En la juventud, durante el verano, solía frecuentar el pequeño cementerio del pueblo. Me parecía evidente que la muerte era la verdad de esta vida. La única certidumbre poderosa capaz de elevamos por encima del oleaje de apreciaciones falsas, divagaciones y superstición que nos abrumaba. Mi presencia en aquel recinto tenía un carácter de profundidad y magia.
Si la muerte -decía- es el fin de la existencia y puesto que ilusiones y esperanzas no son más que fantasmas, orientemos toda nuestra atención hacia ella. Frecuentemos su silencio, su recogida modestia, convirtamos en algo próximo su misterio. Así fue como, lentamente, me incorporé al mundo de los muertos, y llegué a descifrar el lenguaje del viento sobre las tapias y el ciprés; los cuentos y consejas del sepulturero, las ceremonias de los enterramientos acompañadas de escenas de dolor y lágrimas.
El cementerio ejercía en mí una atracción particular, no porque obnubilara con su mística la voluntad, sino en razón a la verdad que revelaba; anticiparme a comprenderIa, meditar su mensaje, contemplar, una y otra vez, cómo venían a parar allí cuanto eran vanidades y pompas mundanas, pasó a convertirse en una tarea cautivadora. Ignoro en que momento empecé a suponer que estrechar su amistad podría, por otro lado, reportar un trato de favor.

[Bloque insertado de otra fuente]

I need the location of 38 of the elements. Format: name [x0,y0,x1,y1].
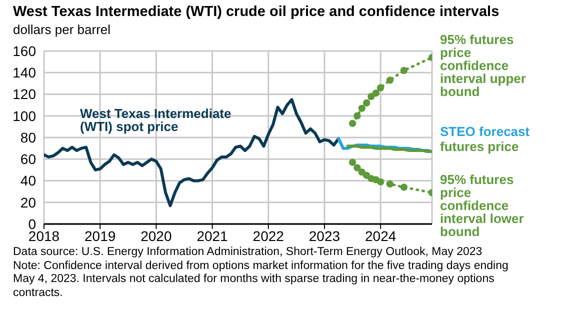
point [354,112,361,120]
y-tick-label: 160 [12,42,36,59]
series-label: 95% futures price confidence interval upper bound [440,32,527,99]
y-tick-label: 40 [20,172,36,189]
y-tick-label: 20 [20,194,36,210]
text: Note: Confidence interval derived from options market information for the five trading days ending May 4, 2023. Intervals not calculated for months with sparse trading in near-the-money options contracts. [13,260,510,300]
point [400,184,408,191]
point [362,99,370,106]
point [354,164,361,172]
y-tick-label: 120 [12,86,36,102]
series-label: futures price [440,139,520,154]
y-tick-label: 140 [12,64,36,81]
point [348,120,356,128]
point [400,66,408,74]
source-note: Data source: U.S. Energy Information Administration, Short-Term Energy Outlook, May 2023 [13,246,484,260]
point [348,158,356,166]
line-series [44,98,340,208]
point [376,178,384,186]
y-tick-label: 80 [20,129,36,146]
x-tick-label: 2023 [308,228,340,244]
chart-title: West Texas Intermediate (WTI) crude oil price and confidence intervals [13,4,500,20]
x-tick-label: 2020 [140,228,172,244]
x-tick-label: 2022 [252,228,284,244]
y-tick-label: 60 [20,151,36,168]
point [386,180,394,188]
point [376,84,384,92]
series-label: 95% futures price confidence interval lower bound [440,172,525,239]
point [372,90,380,97]
series-label: West Texas Intermediate (WTI) spot price [80,106,232,134]
y-tick-label: 100 [12,108,36,124]
series-label: STEO forecast [440,124,531,139]
y-tick-label: 0 [28,216,36,232]
x-tick-label: 2024 [365,228,396,244]
y-axis-title: dollars per barrel [13,22,111,37]
point [358,104,366,112]
point [386,76,394,84]
x-tick-label: 2021 [196,228,228,244]
x-tick-label: 2019 [84,228,116,244]
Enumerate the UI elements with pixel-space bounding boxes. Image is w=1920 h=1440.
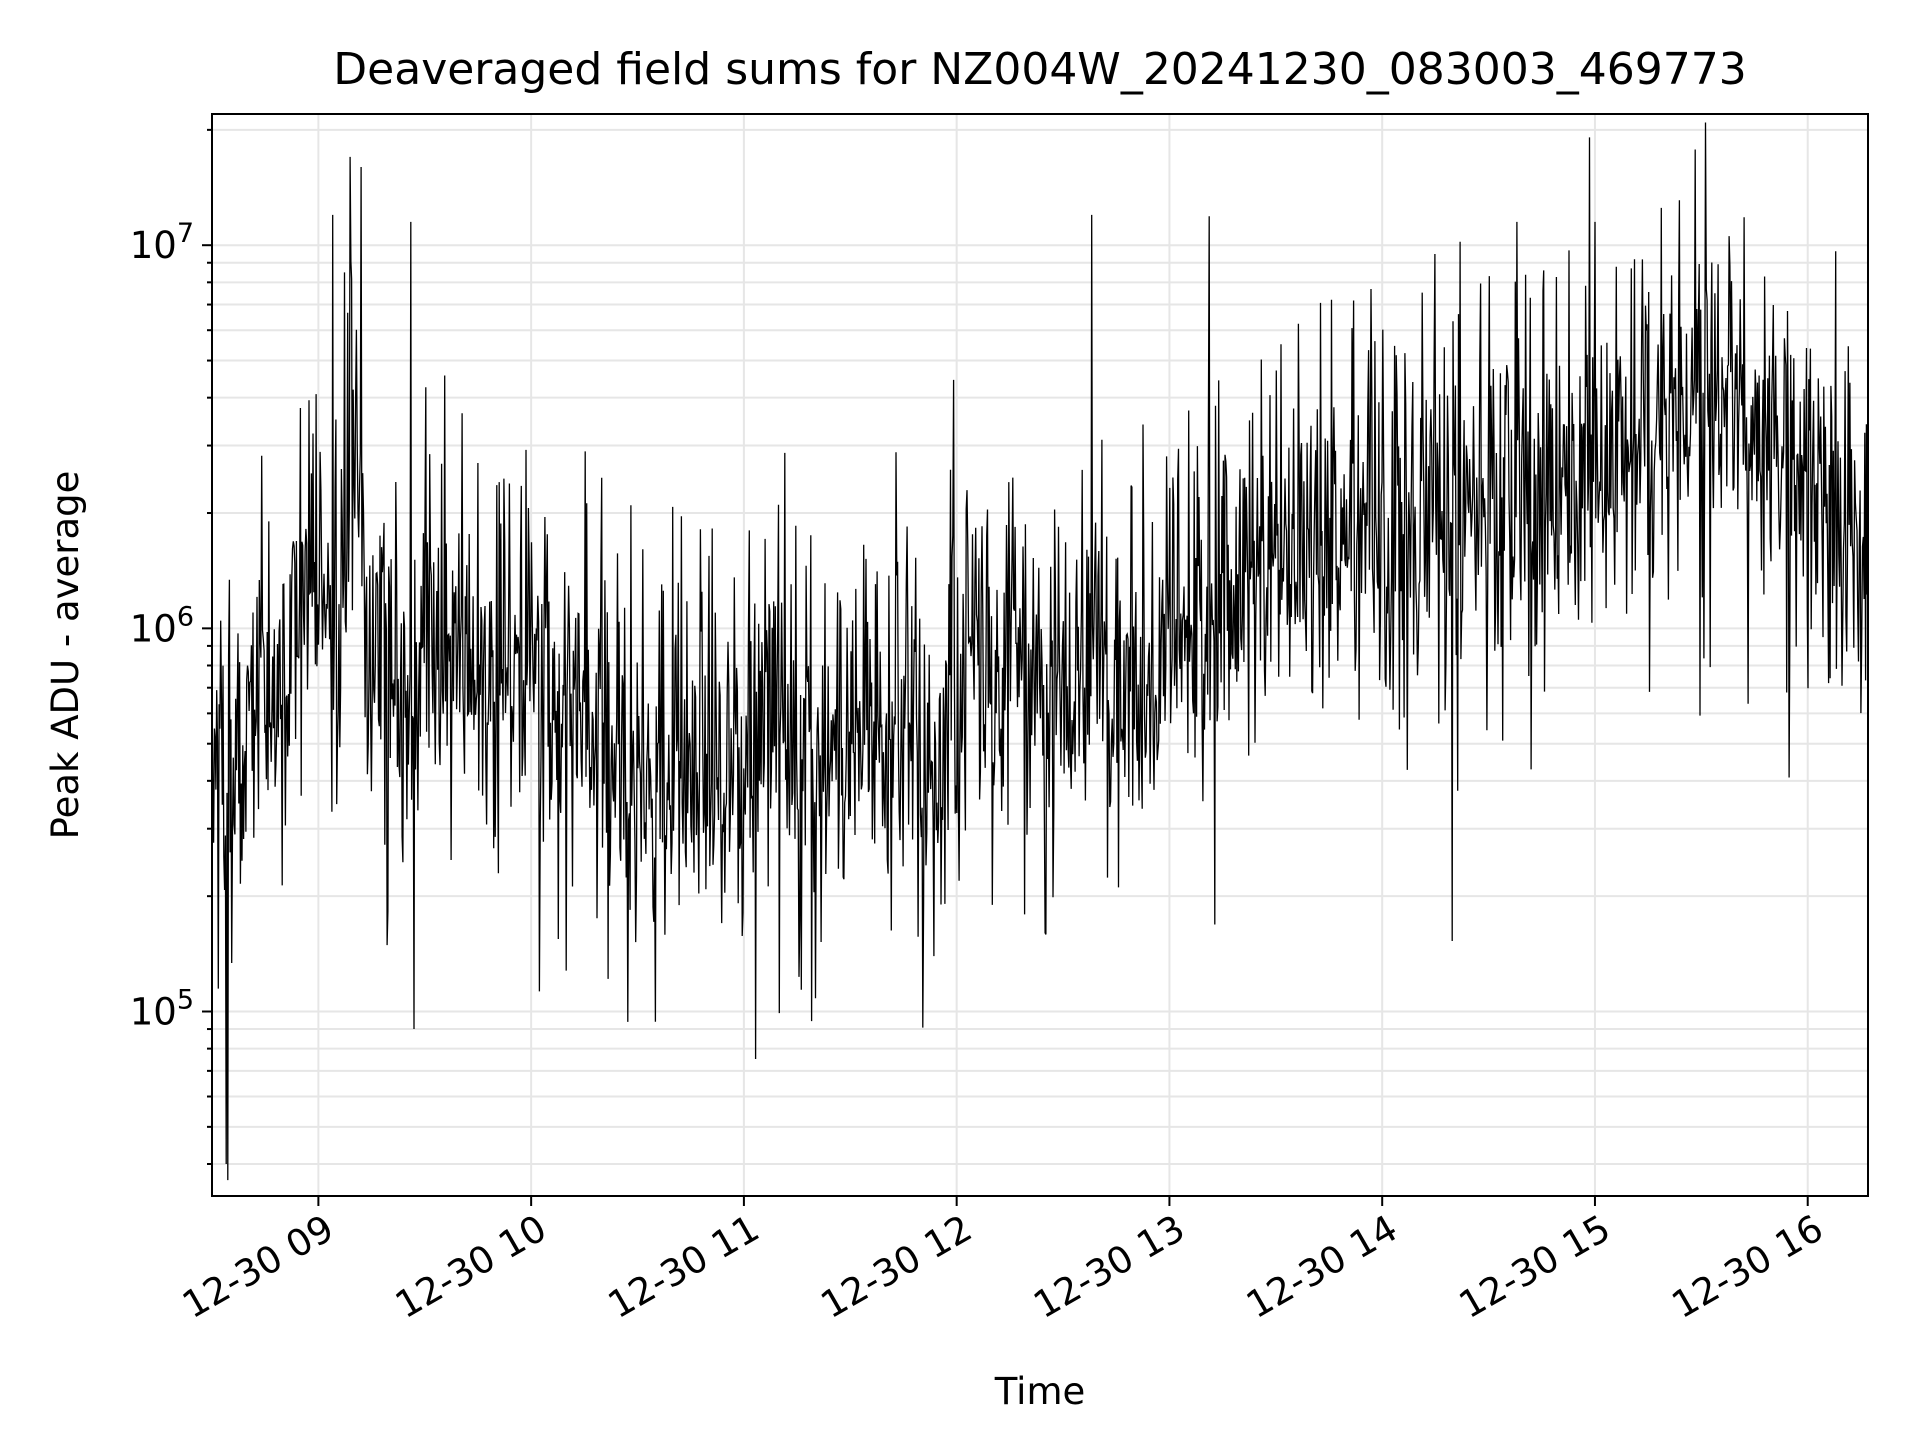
data-line-group xyxy=(211,122,1869,1181)
y-tick-exponent: 7 xyxy=(177,218,194,249)
y-axis-label: Peak ADU - average xyxy=(44,471,87,840)
data-line xyxy=(211,122,1869,1181)
y-tick-base: 10 xyxy=(130,991,177,1034)
plot-frame xyxy=(211,113,1869,1197)
y-tick-label: 106 xyxy=(130,601,194,650)
x-axis-label: Time xyxy=(994,1370,1086,1413)
y-tick-exponent: 6 xyxy=(177,601,194,632)
chart-title: Deaveraged field sums for NZ004W_2024123… xyxy=(333,44,1746,95)
grid xyxy=(212,114,1868,1196)
y-tick-base: 10 xyxy=(130,224,177,267)
y-tick-exponent: 5 xyxy=(177,985,194,1016)
y-tick-label: 105 xyxy=(130,985,194,1034)
y-tick-base: 10 xyxy=(130,607,177,650)
y-tick-label: 107 xyxy=(130,218,194,267)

Acaso la verdadera razón que me acercaba a la muerte fuera el sentido nuevo que permitía descubrir; la necesidad de ajustar a ella nuestros sentimientos y creencias. En fin, someter la vida a los justos límites que marcaba.
Al atardecer, concluida la siesta, ascendía a la colina; sentía preferencia por las horas posteriores al último entierro, y en soledad contemplaba las coronas de rosas aún frescas, losnuevos ataúdes y los lazos en negro y oro. Todo esto era consustancial con el cerrojo herrumbroso, el vaso de aguardiente en la taberna en compañía de los albañiles que tapiaban los nichos y las inscripciones entre tierras tiernas y desesperadas.
Conocía los secretos de aquel lugar, sus horarios, faenas proyectadas, la calidad de sus mármoles y lápidas, algo de la vida de cada uno de sus moradores. Algunas tardes me acercaba a la enorme fosa, también llamada huesera, y un tremendo desprecio por mí mismo y por todo me invadía.
Ese humillado paraje era nuestra verdad, la herida sangrante. Se imponía ir perteneciendo, poco a poco, a la tranquilidad de la nada.